# Leaning Oak Tree



## Prezidint (Dec 17, 2011)

Hey guys. I see tons of experience and I was hoping I can just drop right in with nothing to contribute, hat in hand, and ask for advice.

1st issue - I own a bunch of acres with a bunch of good timber on it. My buddy owns a brand new saw mill. Today we sawed up a 10 foot tulip poplar, about 24 inches in diameter, that had been laying on my property for 3 years or so. Other than some outside issues (bit of softness and some shrooms), the wood was solid an nice. We cut them as 16" wide boards, 1" thick, 10' long. I plan to install them in a barn loft.

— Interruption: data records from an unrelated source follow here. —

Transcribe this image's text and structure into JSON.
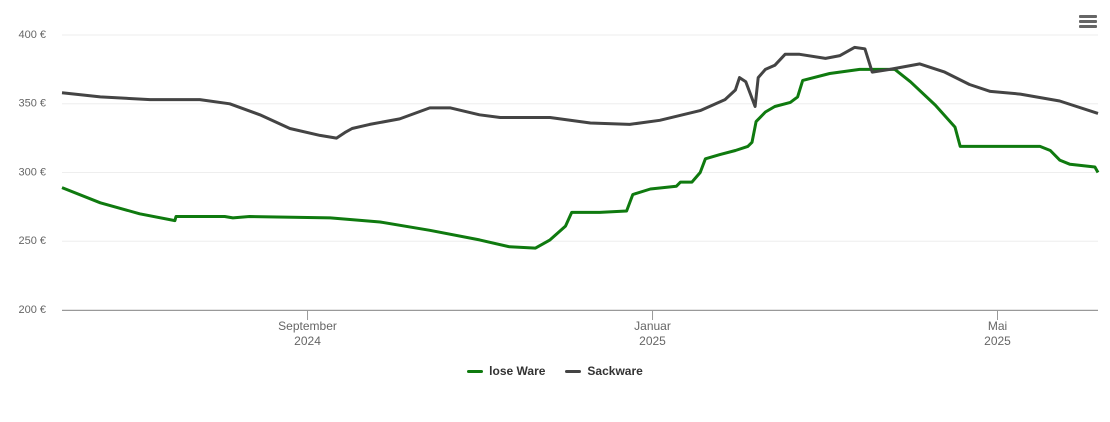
{
  "chart_data": {
    "type": "line",
    "xlim": [
      2024.43,
      2025.43
    ],
    "ylim": [
      200,
      400
    ],
    "grid": true,
    "legend": "bottom",
    "xticks": [
      {
        "value": 2024.667,
        "label": "September\n2024"
      },
      {
        "value": 2025.0,
        "label": "Januar\n2025"
      },
      {
        "value": 2025.333,
        "label": "Mai\n2025"
      }
    ],
    "yticks": [
      {
        "value": 200,
        "label": "200 €"
      },
      {
        "value": 250,
        "label": "250 €"
      },
      {
        "value": 300,
        "label": "300 €"
      },
      {
        "value": 350,
        "label": "350 €"
      },
      {
        "value": 400,
        "label": "400 €"
      }
    ],
    "series": [
      {
        "name": "lose Ware",
        "color": "#0f7a0f",
        "x": [
          2024.43,
          2024.467,
          2024.505,
          2024.539,
          2024.54,
          2024.587,
          2024.595,
          2024.611,
          2024.689,
          2024.737,
          2024.785,
          2024.833,
          2024.862,
          2024.887,
          2024.901,
          2024.916,
          2024.922,
          2024.949,
          2024.975,
          2024.981,
          2024.998,
          2025.023,
          2025.027,
          2025.038,
          2025.046,
          2025.051,
          2025.065,
          2025.08,
          2025.092,
          2025.096,
          2025.1,
          2025.109,
          2025.118,
          2025.133,
          2025.14,
          2025.145,
          2025.171,
          2025.2,
          2025.234,
          2025.249,
          2025.273,
          2025.292,
          2025.297,
          2025.374,
          2025.384,
          2025.393,
          2025.403,
          2025.427,
          2025.43
        ],
        "values": [
          289,
          278,
          270,
          265,
          268,
          268,
          267,
          268,
          267,
          264,
          258,
          251,
          246,
          245,
          251,
          261,
          271,
          271,
          272,
          284,
          288,
          290,
          293,
          293,
          300,
          310,
          313,
          316,
          319,
          322,
          337,
          344,
          348,
          351,
          355,
          367,
          372,
          375,
          375,
          366,
          349,
          333,
          319,
          319,
          316,
          309,
          306,
          304,
          300
        ]
      },
      {
        "name": "Sackware",
        "color": "#444444",
        "x": [
          2024.43,
          2024.467,
          2024.515,
          2024.563,
          2024.592,
          2024.621,
          2024.65,
          2024.679,
          2024.695,
          2024.703,
          2024.71,
          2024.727,
          2024.756,
          2024.785,
          2024.805,
          2024.833,
          2024.853,
          2024.901,
          2024.94,
          2024.978,
          2025.007,
          2025.046,
          2025.07,
          2025.08,
          2025.084,
          2025.09,
          2025.099,
          2025.102,
          2025.109,
          2025.118,
          2025.128,
          2025.142,
          2025.167,
          2025.181,
          2025.195,
          2025.205,
          2025.212,
          2025.229,
          2025.258,
          2025.282,
          2025.306,
          2025.326,
          2025.355,
          2025.393,
          2025.43
        ],
        "values": [
          358,
          355,
          353,
          353,
          350,
          342,
          332,
          327,
          325,
          329,
          332,
          335,
          339,
          347,
          347,
          342,
          340,
          340,
          336,
          335,
          338,
          345,
          353,
          360,
          369,
          366,
          348,
          369,
          375,
          378,
          386,
          386,
          383,
          385,
          391,
          390,
          373,
          375,
          379,
          373,
          364,
          359,
          357,
          352,
          343
        ]
      }
    ]
  }
}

1st Question - Do you think the poplar is going to shrink much? I have a moisture meter - at what % moisture or less can I install these wide boards and not have to worry too much about ghastly cracking? They will be in a barn loft, and I don't care to much about looks, but I'd rather not have all sorts of irregularities on the surface.

2nd issue - I have a red oak that needs to come down, as it's shading a 3" sugar maple that I'd like to tap before I die. It's about 22" in diameter, I'd guess, and has a nice, straight trunk for 20 feet or so. Potential problem is that it's leaning - maybe 20 degrees off vertical.

2nd Question - Is it worth cutting this tree into boards? I would use the boards for baseboard trim and trim around windows inside my house, not furniture. Is it a waste of time and money?

Thanks far any thoughts


----------



## ETWW (Mar 27, 2011)

Prezidint said:


> Hey guys. I see tons of experience and I was hoping I can just drop right in with nothing to contribute, hat in hand, and ask for advice.
> 
> 1st issue - I own a bunch of acres with a bunch of good timber on it. My buddy owns a brand new saw mill. Today we sawed up a 10 foot tulip poplar, about 24 inches in diameter, that had been laying on my property for 3 years or so. Other than some outside issues (bit of softness and some shrooms), the wood was solid an nice. We cut them as 16" wide boards, 1" thick, 10' long. I plan to install them in a barn loft.
> 
> ...


BTW, welcome. I'm relatively new here (and to sawing) myself but I think you will recieve some more (better) advice from the ones here who know.


----------



## wood player (Jan 21, 2011)

congrats on the tulip poplar that is some nice wood to work with. The oak should work well. When sawing first saw into a cant to releave some of the stress then if they start doing weard things rotate the log and saw off oposite sides see if that saves your boards.


----------